In [None]:
%matplotlib inline

In [None]:
import numpy as np
import pandas as pd
import matplotlib.pyplot as plt

# The hdf5 data file

This notebook provides examples for accessing data within an oskar hdf5 datafile.

In [None]:
from e11 import run_file, H5Scan, H5Data

`run_file()`  
    - A function that generates the path to the data file using the run ID and base directory.

`H5Scan`
    - A class that provides a convienient interface for simple hdf5 data files with no groups.
`H5Data`  
    - A class that provides a convienient interface for more complicated hdf5 data files with groups.

Normally, the datafiles files would be saved in a timestamp structure and each can be found using the `rid`.  The path to the file can then be built using `run_file`.

``` python
>>> fil = run_file(base="Q:\E11_atmos\data", rid='20171127_155753')
```

But for this example we'll use the example data.

## H5Scan

`H5Scan` provides a very simple interface for files which only contain datasets (no groups).

In [None]:
import os 
fil = os.path.join(os.getcwd(), 'example_data', 'microwave_scan.h5')
scan = H5Scan(fil)
# root attributes
scan.attrs()

### Datasets
To list the datasets found in the file, 

In [None]:
scan.datasets

Or to get the attributes associated with a dataset

In [None]:
scan.attrs('analysis')

Datasets can be accessed using `h5.array()`, for array data, or `h5.df()` for DataFrame data, e.g., 

In [None]:
scan.array('osc_0')

In [None]:
scan.df('analysis').head()

See `2)_Raw_datasets.ipynb` for further examples.

## H5Data

More complicated files can be accessed using `H5Data`, which expects to find the datasets divided between groups.  `H5Data` is simular to `H5scan`, but it has a few extra features to help keep track of the relationship between groups and the datasets within them.

In [None]:
fil = os.path.join(os.getcwd(), 'example_data', 'laser_data.h5')
data = H5Data(fil)
data.pprint()

Here, `data` is an instance of the H5Data class.  

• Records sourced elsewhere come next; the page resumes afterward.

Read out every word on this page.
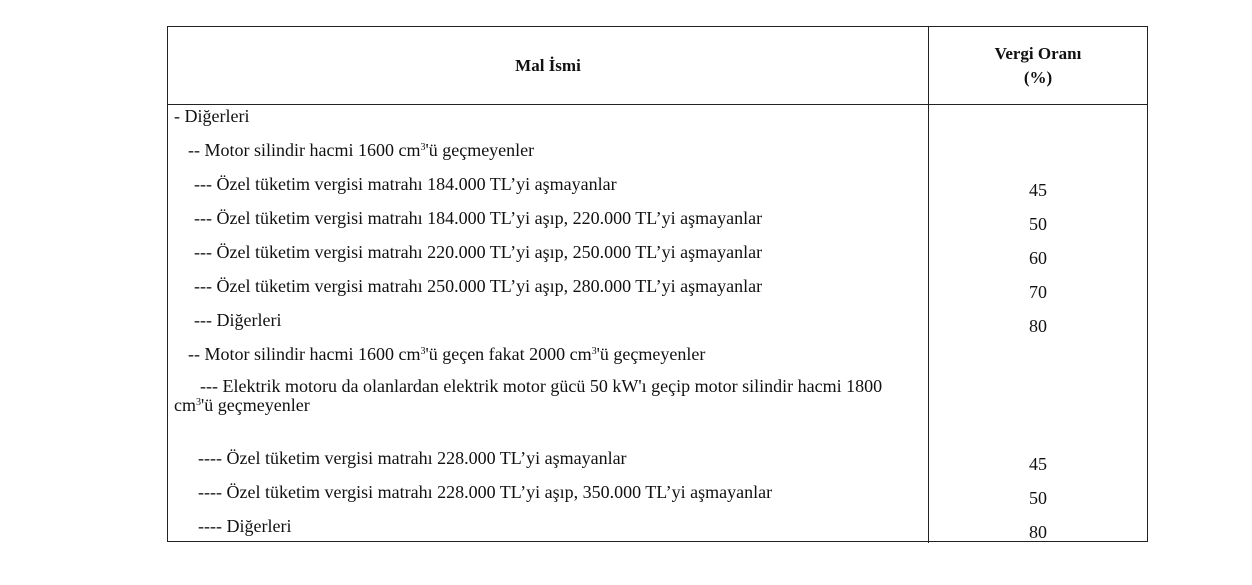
Mal İsmi
Vergi Oranı
(%)
- Diğerleri
-- Motor silindir hacmi 1600 $cm^3'ü$ geçmeyenler
--- Özel tüketim vergisi matrahı 184.000 TL’yi aşmayanlar	45
--- Özel tüketim vergisi matrahı 184.000 TL’yi aşıp, 220.000 TL’yi aşmayanlar	50
--- Özel tüketim vergisi matrahı 220.000 TL’yi aşıp, 250.000 TL’yi aşmayanlar	60
--- Özel tüketim vergisi matrahı 250.000 TL’yi aşıp, 280.000 TL’yi aşmayanlar	70
--- Diğerleri	80
-- Motor silindir hacmi 1600 $cm^3'ü$ geçen fakat 2000 $cm^3'ü$ geçmeyenler
--- Elektrik motoru da olanlardan elektrik motor gücü 50 kW'ı geçip motor silindir hacmi 1800 $cm^3'ü$ geçmeyenler
---- Özel tüketim vergisi matrahı 228.000 TL’yi aşmayanlar	45
---- Özel tüketim vergisi matrahı 228.000 TL’yi aşıp, 350.000 TL’yi aşmayanlar	50
---- Diğerleri	80
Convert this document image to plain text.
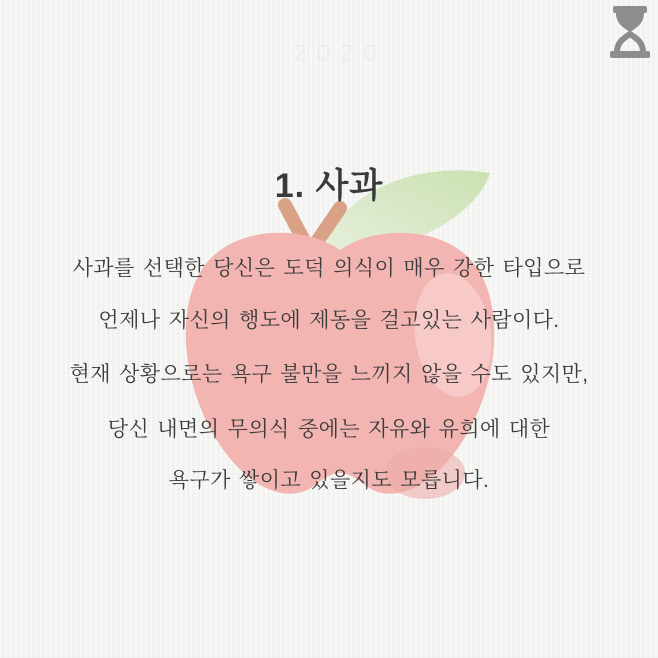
2020
1. 사과
사과를 선택한 당신은 도덕 의식이 매우 강한 타입으로
언제나 자신의 행도에 제동을 걸고있는 사람이다.
현재 상황으로는 욕구 불만을 느끼지 않을 수도 있지만,
당신 내면의 무의식 중에는 자유와 유희에 대한
욕구가 쌓이고 있을지도 모릅니다.
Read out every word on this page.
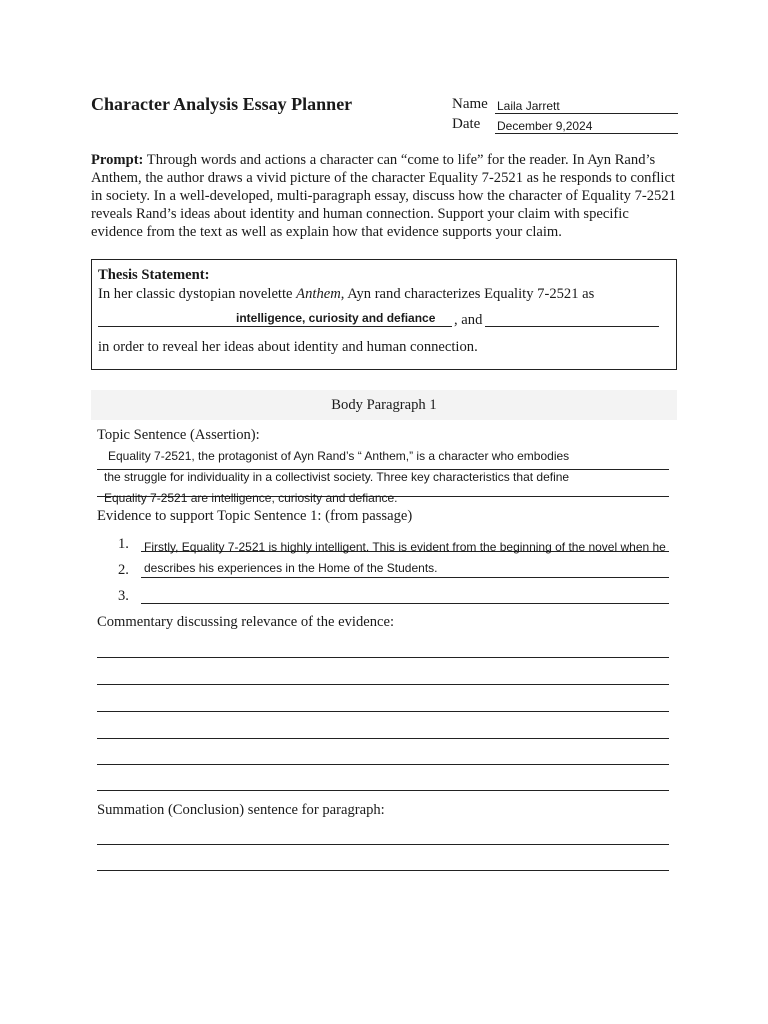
Character Analysis Essay Planner	Name Laila Jarrett
Date December 9,2024
Prompt: Through words and actions a character can “come to life” for the reader. In Ayn Rand’s Anthem, the author draws a vivid picture of the character Equality 7-2521 as he responds to conflict in society. In a well-developed, multi-paragraph essay, discuss how the character of Equality 7-2521 reveals Rand’s ideas about identity and human connection. Support your claim with specific evidence from the text as well as explain how that evidence supports your claim.
Thesis Statement:
In her classic dystopian novelette Anthem, Ayn rand characterizes Equality 7-2521 as
intelligence, curiosity and defiance , and
in order to reveal her ideas about identity and human connection.
Body Paragraph 1
Topic Sentence (Assertion):
Equality 7-2521, the protagonist of Ayn Rand’s “ Anthem,” is a character who embodies
the struggle for individuality in a collectivist society. Three key characteristics that define
Equality 7-2521 are intelligence, curiosity and defiance.
Evidence to support Topic Sentence 1: (from passage)
1.
2.
3.
Firstly, Equality 7-2521 is highly intelligent. This is evident from the beginning of the novel when he
describes his experiences in the Home of the Students.
Commentary discussing relevance of the evidence:
Summation (Conclusion) sentence for paragraph:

A `pandas.DataFrame` summary of the attributes of each group can be accessed as `data.log`. This can be rebuilt at any time using `data.update_log()`.

In [None]:
# In our case building the log doesn't take very long.
%time data.update_log()

In [None]:
# log output
data.log.head()

Experimental settings are stored in the log file as VARS and measurements as RECS.

In [None]:
from e11.tools import add_column_index

In [None]:
# combine VAR and REC data
df = add_column_index(data.var, 'VAR').join(add_column_index(data.rec, 'REC'))
df.head()

In [None]:
# plot
fig, ax = plt.subplots()

# data
xvals = df[('VAR', 'WL?1')]    # laser wavelength PID reference
yvals = df[('REC', 'WLM?2')]   # measured wavelength
ax.scatter(xvals, yvals, marker='.')

# format
ax.set_xlim([xvals.min(), xvals.max()])
ax.set_ylim([yvals.min(), yvals.max()])
ax.set_xlabel('set wavelength (nm)')
ax.set_ylabel('measured wavelength (nm)')

# output
plt.show()

### Groups

The datasets are distributed within groups. Each group represents one configuration of experimental variables (VARS), and they are numbered sequentually by the `squid`.

In [None]:
print(data.squids)

To discover the settings relating to a particular group check the log,

In [None]:
squid = 1
data.log.loc[squid]

which is equivilent to,

In [None]:
data.attrs(squid)

### Datasets

To list the datasets in a particular group,

In [None]:
squid = 1
print(data.datasets(squid))

Or to see the attributes of a particular dataset

In [None]:
data.attrs(squid, 'WLM')

See 'Raw datasets.ipynb' for examples for how to access the data within different types of hdf5 dataset.